In the original video, Mr Raval says that he believes that the Second Coming will be “digital”, and that this will start with large-language AI models such as ChatGPT, using the internet to become omniscient and “humanoid robotics” to take shape.

Asked to elaborate, Mr Raval said that such robotics were likely to be mainstream in the next five to ten years. “Once that is the case, there’s going to be a whole market around synthetic biology and the coming revolutions in programmable life, programming the cell, and programming the digital organism.”

It raises the prospect of immortal and internet-connected entities that are still biological, and so arguably muddle the line between man and machine. Such an entity could also be copied and exist in multiple places simultaneously, and achieve, in Mr Raval’s view, a form of omnipresence.

“Everyone can have their own version of Jesus, and he can be everywhere. But it’s also a question of who would accept that.
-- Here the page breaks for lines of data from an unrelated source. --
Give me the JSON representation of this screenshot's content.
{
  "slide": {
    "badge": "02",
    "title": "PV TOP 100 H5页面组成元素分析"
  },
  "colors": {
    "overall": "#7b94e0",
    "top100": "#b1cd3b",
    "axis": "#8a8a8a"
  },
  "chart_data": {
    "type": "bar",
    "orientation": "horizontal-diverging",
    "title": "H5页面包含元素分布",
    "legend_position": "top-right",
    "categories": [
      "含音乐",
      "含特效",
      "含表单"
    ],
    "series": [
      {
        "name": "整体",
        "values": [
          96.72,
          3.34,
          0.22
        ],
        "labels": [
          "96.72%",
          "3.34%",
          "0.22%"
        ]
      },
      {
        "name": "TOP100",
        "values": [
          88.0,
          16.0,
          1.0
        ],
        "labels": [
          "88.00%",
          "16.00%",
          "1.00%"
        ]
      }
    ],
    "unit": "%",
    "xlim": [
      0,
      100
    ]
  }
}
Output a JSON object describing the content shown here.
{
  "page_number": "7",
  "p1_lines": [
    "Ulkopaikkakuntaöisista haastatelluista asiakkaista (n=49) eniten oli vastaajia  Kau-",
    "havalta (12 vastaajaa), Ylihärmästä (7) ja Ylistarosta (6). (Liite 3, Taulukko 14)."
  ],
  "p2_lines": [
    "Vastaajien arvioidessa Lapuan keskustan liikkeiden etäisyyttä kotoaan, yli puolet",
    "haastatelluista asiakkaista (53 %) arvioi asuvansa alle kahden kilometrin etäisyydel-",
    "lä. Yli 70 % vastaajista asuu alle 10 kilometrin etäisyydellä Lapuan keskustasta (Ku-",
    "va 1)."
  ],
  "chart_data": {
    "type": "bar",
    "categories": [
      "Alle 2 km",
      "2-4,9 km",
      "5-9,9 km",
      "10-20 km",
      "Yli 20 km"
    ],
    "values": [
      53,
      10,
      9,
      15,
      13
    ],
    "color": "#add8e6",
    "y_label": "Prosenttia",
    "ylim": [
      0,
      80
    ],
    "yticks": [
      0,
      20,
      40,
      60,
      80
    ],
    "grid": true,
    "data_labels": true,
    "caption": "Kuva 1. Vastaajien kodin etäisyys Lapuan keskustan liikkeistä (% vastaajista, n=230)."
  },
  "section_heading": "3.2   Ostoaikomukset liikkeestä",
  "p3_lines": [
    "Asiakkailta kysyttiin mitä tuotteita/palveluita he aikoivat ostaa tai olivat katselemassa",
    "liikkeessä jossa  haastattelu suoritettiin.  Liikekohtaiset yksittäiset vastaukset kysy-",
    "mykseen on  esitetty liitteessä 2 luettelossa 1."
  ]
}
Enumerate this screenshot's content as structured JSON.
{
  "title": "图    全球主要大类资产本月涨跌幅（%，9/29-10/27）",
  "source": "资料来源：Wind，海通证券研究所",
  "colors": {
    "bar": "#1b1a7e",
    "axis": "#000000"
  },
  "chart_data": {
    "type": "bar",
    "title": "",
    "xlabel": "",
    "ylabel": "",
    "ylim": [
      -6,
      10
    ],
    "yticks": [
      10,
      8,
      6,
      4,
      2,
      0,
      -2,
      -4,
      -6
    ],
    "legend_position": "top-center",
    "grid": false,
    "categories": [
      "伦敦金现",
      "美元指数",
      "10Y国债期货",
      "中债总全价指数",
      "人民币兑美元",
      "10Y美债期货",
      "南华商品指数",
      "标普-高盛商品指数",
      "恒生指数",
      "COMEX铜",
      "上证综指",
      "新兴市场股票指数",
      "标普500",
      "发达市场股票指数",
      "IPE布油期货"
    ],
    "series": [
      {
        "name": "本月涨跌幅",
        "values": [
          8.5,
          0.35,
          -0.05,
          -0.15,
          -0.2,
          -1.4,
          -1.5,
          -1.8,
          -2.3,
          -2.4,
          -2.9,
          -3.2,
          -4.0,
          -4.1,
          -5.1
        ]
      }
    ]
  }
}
Clearly, someone who can see that this is a robot would not accept that, but it’s always like that with technology: you show a five-year-old ChatGPT and they’re like, ‘Of course, a computer you can talk to, it’s no big deal.’

“It’s like, the younger you are, the more accepting you are of new technology, and so someone who’s born in a world where there are all these AI Jesus humanoids all over the world, they might just believe it is the Second Coming, and even if that wasn’t the way it was meant to be, it is now how it is.”

For Mr Raval, the desire to live in a world in which AI enables the development of super-intelligent, God-like entities is part of what motivates him to “evangelise” for the possibilities of the technology, and he talks about it as a spiritual quest: “I just want to talk to God, and I want to ask him all of these questions, and I want him to listen to me, and I want him to be there, and, if he’s an AI, then so be it: if he has the answers, I’ll accept him as God.”

The possibilities of AI excite Mr Raval far more than they frighten him, and he talks with enthusiasm about how he is using AI to help select an egg donor for a surrogate pregnancy.

His enthusiasm for AI Jesus was not, though, shared by his audience on YouTube, and it has one of the lowest view-counts of any of his videos. “People really didn’t expect something like that . . . but I thought it was important to put it out there and to be vulnerable.”